Миссис Стоун лучше, чем кто бы то ни было, понимала, чего стоят эти филантропические жесты. Она никогда не осуждала себя за них, но и не оправдывала. Ясно отдавая себе отчет в том, что по-настоящему ей дороги только Том Стоун и ее театральная карьера, она сделала из этого вывод (пожалуй, вполне разумный), что в общем-то не имеет значения, чем продиктована столь рекламируемая ею забота о других – сердцем или рассудком. Значение имело совсем другое: с годами, по мере того как рушился основной ее оплот, – уходила красота, которая так помогла ей сделаться Королем на горке, все заметнее становилось, что глаза у нее холодные, непроницаемые, как у птицы, и что она вовсе не испытывает тех чувств, которые звучат в ее голосе, а просто лицедействует. И миссис Стоун сознавала это сама. Признаки постепенного, но неотвратимого разрушения не укрылись от нее, и она сразу же стала делать все, что только было в ее силах, чтобы восполнить этот урон повышением актерского мастерства.
Память у миссис Стоун была, что называется, абсолютная. Ей даже самой бывало неловко от того, что она заучивает роли с невероятной быстротой – ведь в театре так уж заведено: на то, чтобы запомнить роль, звезде требуется известное время. Снедаемая честолюбием и тревогой, миссис Стоун не позволяла себе расходовать слишком много времени на свои профессиональные обязанности. Зачастую она запоминала роль наизусть с трех-четырех репетиций. И побаивалась, как бы эту ее редкую памятливость не сочли голой техничностью – то есть чем-то, не имеющим отношения к искусству. Вот почему на репетициях она то и дело запиналась, хотя уже знала роль назубок. Был в этом и другой расчет. Прикидываясь беспамятной, неумелой, миссис Стоун острым, как игла, взглядом неустанно следила за актерами, которые могли бы затмить ее в спектакле.
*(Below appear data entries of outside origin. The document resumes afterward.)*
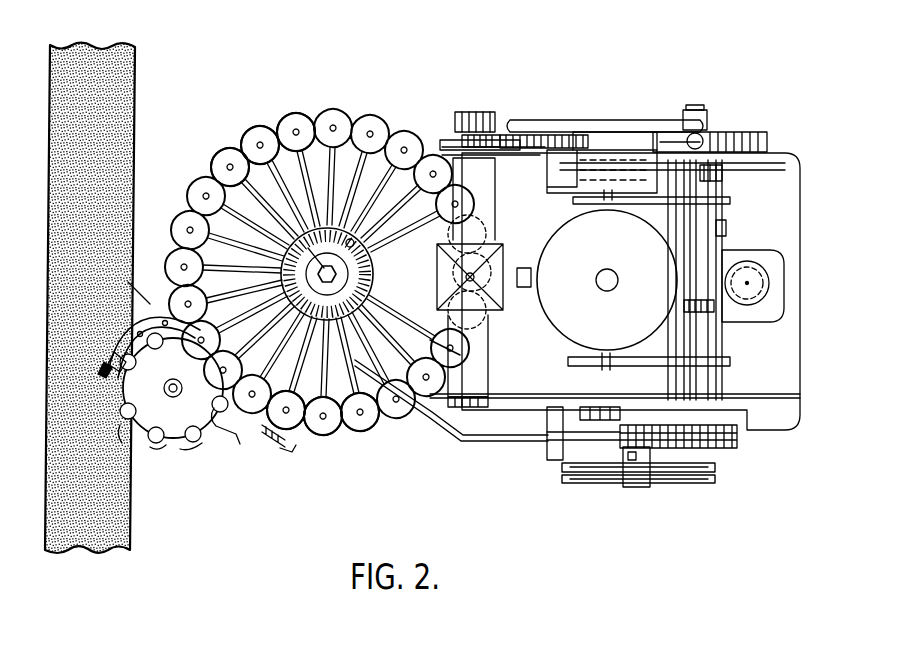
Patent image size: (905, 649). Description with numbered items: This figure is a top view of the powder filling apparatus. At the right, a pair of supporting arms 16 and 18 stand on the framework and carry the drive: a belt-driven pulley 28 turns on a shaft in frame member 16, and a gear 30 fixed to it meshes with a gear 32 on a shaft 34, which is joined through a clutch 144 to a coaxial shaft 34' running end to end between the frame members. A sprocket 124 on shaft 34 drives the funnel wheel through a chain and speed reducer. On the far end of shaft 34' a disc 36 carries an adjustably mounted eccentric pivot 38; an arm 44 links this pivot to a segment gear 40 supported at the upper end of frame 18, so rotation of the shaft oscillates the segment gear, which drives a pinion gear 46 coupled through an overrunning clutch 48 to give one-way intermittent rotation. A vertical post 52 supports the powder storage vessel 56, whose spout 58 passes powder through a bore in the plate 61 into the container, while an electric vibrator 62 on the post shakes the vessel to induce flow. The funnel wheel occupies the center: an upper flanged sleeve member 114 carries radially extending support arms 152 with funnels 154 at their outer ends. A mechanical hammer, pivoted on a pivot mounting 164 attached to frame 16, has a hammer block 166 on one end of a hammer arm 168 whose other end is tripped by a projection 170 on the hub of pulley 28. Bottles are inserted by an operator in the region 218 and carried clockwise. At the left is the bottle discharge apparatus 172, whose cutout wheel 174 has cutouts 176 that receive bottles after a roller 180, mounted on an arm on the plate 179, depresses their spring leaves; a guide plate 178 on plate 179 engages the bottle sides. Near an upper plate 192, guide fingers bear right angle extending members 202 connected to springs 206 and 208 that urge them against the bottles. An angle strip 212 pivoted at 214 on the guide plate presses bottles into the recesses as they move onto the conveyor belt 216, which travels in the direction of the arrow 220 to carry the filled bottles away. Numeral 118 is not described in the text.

The supporting arm 16 is at (750, 405).
The supporting arm 18 is at (572, 131).
The pulley 28 is at (602, 484).
The gear 30 is at (622, 436).
The gear 32 is at (720, 448).
The shaft 34 is at (702, 280).
The shaft 34' is at (720, 183).
The disc 36 is at (745, 132).
The eccentric pivot 38 is at (698, 110).
The segment gear 40 is at (540, 134).
The arm 44 is at (602, 120).
The pinion gear 46 is at (455, 130).
The overrunning clutch 48 is at (472, 112).
The post 52 is at (762, 283).
The powder storage vessel 56 is at (560, 333).
The spout 58 is at (522, 265).
The plate 61 is at (514, 312).
The electric vibrator 62 is at (764, 318).
The upper flanged sleeve member 114 is at (229, 170).
The spool 118 is at (268, 145).
The sprocket 124 is at (720, 341).
The clutch 144 is at (728, 230).
The support arm 152 is at (337, 117).
The funnel 154 is at (295, 117).
The pivot mounting 164 is at (545, 462).
The hammer block 166 is at (352, 432).
The hammer arm 168 is at (445, 445).
The projection 170 is at (633, 466).
The bottle discharge apparatus 172 is at (225, 492).
The cutout wheel 174 is at (162, 445).
The cutout 176 is at (122, 438).
The guide plate 178 is at (104, 364).
The plate 179 is at (134, 285).
The roller 180 is at (326, 437).
The upper plate 192 is at (230, 422).
The right angle extending member 202 is at (296, 428).
The spring 206 is at (268, 446).
The spring 208 is at (288, 458).
The angle strip 212 is at (132, 348).
The pivot 214 is at (114, 356).
The conveyor belt 216 is at (62, 490).
The bottle insertion region 218 is at (320, 43).
The arrow 220 is at (40, 422).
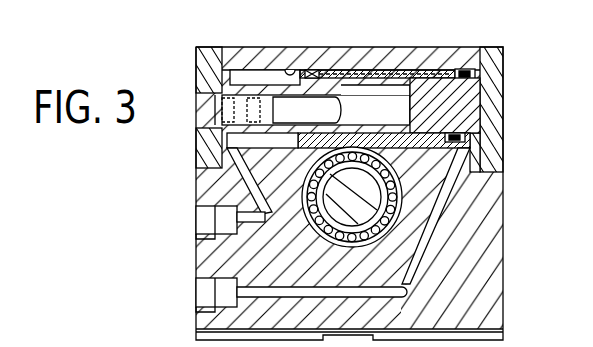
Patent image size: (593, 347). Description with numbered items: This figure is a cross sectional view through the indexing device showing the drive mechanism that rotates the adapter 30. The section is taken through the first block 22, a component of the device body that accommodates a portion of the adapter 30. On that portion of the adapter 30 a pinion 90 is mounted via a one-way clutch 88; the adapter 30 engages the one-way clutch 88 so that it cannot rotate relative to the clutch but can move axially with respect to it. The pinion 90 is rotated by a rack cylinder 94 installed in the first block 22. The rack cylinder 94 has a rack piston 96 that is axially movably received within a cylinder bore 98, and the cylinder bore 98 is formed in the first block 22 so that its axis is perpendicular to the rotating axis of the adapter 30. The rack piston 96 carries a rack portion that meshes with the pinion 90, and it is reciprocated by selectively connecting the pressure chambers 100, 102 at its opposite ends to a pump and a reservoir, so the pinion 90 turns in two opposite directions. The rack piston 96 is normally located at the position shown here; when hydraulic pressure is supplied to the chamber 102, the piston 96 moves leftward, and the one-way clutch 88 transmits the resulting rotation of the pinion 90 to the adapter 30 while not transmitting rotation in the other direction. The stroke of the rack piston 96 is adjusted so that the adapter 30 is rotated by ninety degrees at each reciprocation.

The first block 22 is at (478, 291).
The adapter 30 is at (362, 217).
The one-way clutch 88 is at (387, 226).
The pinion 90 is at (390, 186).
The rack cylinder 94 is at (420, 60).
The rack piston 96 is at (452, 127).
The cylinder bore 98 is at (288, 69).
The pressure chamber 100 is at (244, 73).
The pressure chamber 102 is at (480, 72).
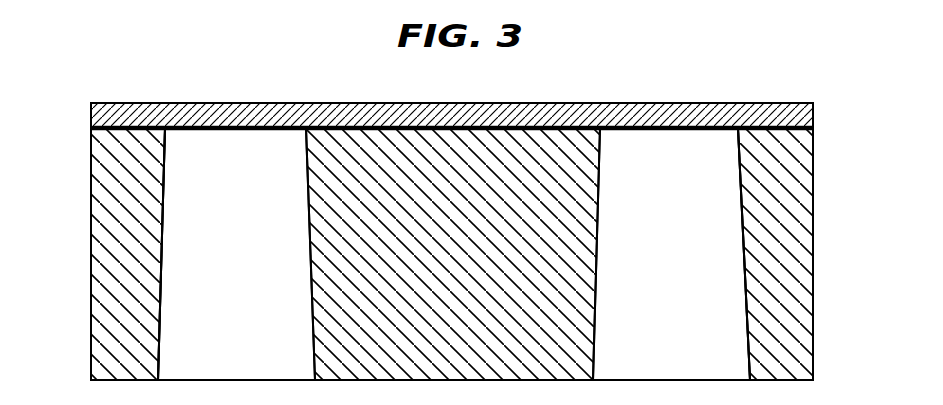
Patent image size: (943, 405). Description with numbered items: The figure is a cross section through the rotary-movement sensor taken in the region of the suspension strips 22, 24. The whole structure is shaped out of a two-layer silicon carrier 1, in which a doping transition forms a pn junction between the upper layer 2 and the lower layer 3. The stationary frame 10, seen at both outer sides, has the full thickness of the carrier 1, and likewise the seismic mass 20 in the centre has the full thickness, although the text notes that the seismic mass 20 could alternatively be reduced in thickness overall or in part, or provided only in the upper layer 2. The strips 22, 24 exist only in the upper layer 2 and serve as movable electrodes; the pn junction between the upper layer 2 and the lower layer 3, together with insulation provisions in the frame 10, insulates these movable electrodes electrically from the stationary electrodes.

The silicon carrier 1 is at (88, 103).
The upper layer 2 is at (813, 108).
The lower layer 3 is at (808, 247).
The frame 10 is at (167, 97).
The seismic mass 20 is at (470, 265).
The suspension strip 22 is at (735, 97).
The suspension strip 24 is at (303, 97).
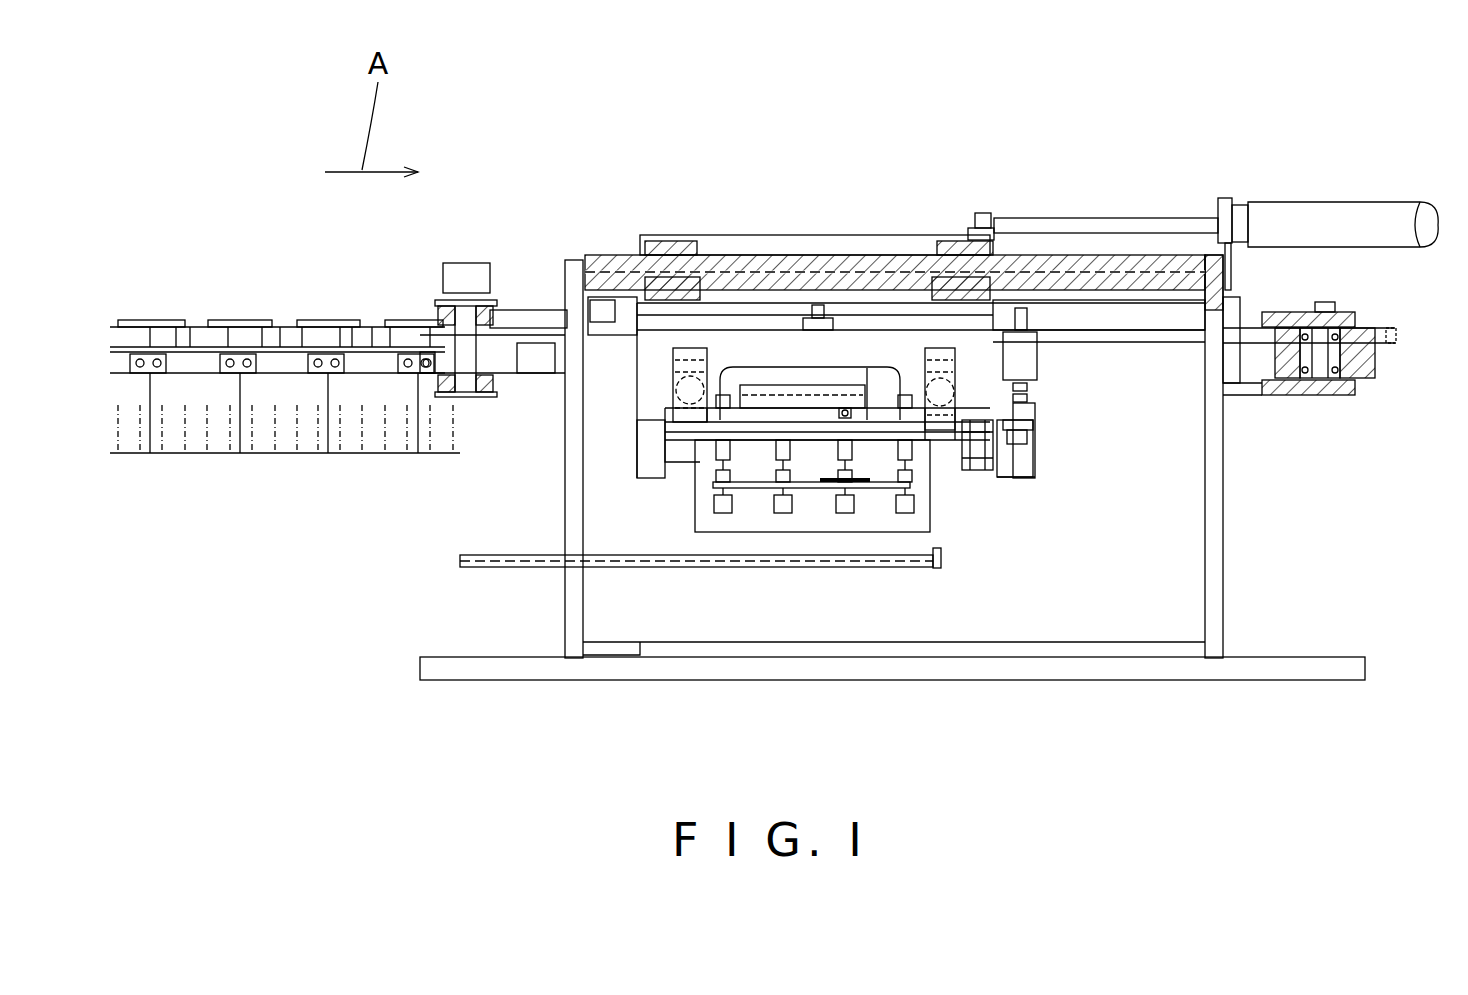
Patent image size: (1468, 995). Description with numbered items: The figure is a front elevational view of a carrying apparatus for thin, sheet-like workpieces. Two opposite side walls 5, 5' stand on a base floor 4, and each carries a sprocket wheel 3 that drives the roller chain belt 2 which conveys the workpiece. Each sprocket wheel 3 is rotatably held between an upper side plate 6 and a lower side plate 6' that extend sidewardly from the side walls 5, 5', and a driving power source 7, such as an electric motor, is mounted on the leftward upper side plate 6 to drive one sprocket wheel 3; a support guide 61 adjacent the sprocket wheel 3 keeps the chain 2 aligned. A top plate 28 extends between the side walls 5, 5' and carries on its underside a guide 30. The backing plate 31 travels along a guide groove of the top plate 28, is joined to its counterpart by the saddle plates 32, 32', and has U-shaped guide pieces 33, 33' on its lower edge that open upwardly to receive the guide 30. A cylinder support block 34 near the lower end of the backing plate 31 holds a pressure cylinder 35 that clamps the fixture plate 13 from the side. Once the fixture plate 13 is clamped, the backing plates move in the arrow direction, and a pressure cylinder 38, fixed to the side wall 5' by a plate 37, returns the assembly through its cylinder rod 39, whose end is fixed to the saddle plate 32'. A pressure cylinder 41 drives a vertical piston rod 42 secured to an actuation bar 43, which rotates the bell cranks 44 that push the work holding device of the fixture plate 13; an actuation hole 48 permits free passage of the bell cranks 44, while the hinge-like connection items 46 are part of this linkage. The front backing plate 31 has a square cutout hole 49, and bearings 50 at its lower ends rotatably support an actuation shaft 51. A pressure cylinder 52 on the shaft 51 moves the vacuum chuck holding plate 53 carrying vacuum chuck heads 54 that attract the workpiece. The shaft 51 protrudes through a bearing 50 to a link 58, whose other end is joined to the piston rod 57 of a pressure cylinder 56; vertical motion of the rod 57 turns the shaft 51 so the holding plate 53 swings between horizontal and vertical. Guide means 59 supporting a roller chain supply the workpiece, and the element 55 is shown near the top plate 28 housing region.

The roller chain belt 2 is at (325, 312).
The sprocket wheels 3 is at (535, 385).
The base floor 4 is at (1258, 682).
The side wall 5 is at (549, 459).
The side wall 5' is at (1241, 456).
The upper side plate 6 is at (887, 308).
The lower side plate 6' is at (895, 415).
The driving power source 7 is at (467, 273).
The fixture plate 13 is at (392, 455).
The top plate 28 is at (878, 270).
The guide 30 is at (830, 262).
The backing plate 31 is at (775, 262).
The saddle plate 32 is at (672, 209).
The saddle plate 32' is at (964, 208).
The U-shaped guide piece 33 is at (644, 260).
The U-shaped guide piece 33' is at (998, 235).
The cylinder support block 34 is at (673, 362).
The pressure cylinder 35 is at (680, 383).
The plate 37 is at (1235, 265).
The pressure cylinder 38 is at (1370, 205).
The cylinder rod 39 is at (1088, 218).
The pressure cylinder 41 is at (788, 335).
The piston rod 42 is at (812, 405).
The actuation bar 43 is at (758, 410).
The bell cranks 44 is at (680, 428).
The bolt 46 is at (680, 462).
The actuation hole 48 is at (880, 408).
The cutout hole 49 is at (740, 335).
The bearings 50 is at (642, 480).
The actuation shaft 51 is at (945, 455).
The pressure cylinder 52 is at (875, 532).
The vacuum chuck holding plate 53 is at (760, 532).
The vacuum chuck heads 54 is at (705, 535).
The upper box 55 is at (1005, 312).
The pressure cylinder 56 is at (1037, 352).
The piston rod 57 is at (1030, 412).
The link 58 is at (1037, 457).
The guide means 59 is at (622, 568).
The support guide 61 is at (1162, 340).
Разумеется, долго такое скрывать невозможно. Как ни силилась она утаить свою феноменальную память, в театре об этом ходили легенды. Да и вообще в конце концов все узнали, на что она способна. А именно – что ей под силу не только стать Королем на горке, но и удерживать свои позиции. Пока она сохраняла красоту, все шло отлично. Но когда красота исчезла, от постороннего взгляда уже не могло укрыться предательское поблескивание тщательно отлаженного и хорошо смазанного механизма. Тогда-то и стали раздаваться замечания, вроде: «Вчера вечером миссис Стоун была не в самой лучшей форме», или: «Миссис Стоун – блестящая актриса, но ей не совсем подходит эта роль»; они звучали как отходная ее театральной карьере, для которой она, в силу каких-то своих свойств, вообще была непригодна. А если так, то просто непостижимо, почему она столь неистово стремилась сделать карьеру именно на этом поприще. Но ведь непостижима и та не свойственная девочкам агрессивность, с которой она в дни далекого детства играла в Короля на горке. Быть может, в упорстве, с каким человек идет к своей цели, всегда есть нечто непостижимое. Не каждому дано постичь причину того или иного поступка или события – да и вообще, чего бы то ни было.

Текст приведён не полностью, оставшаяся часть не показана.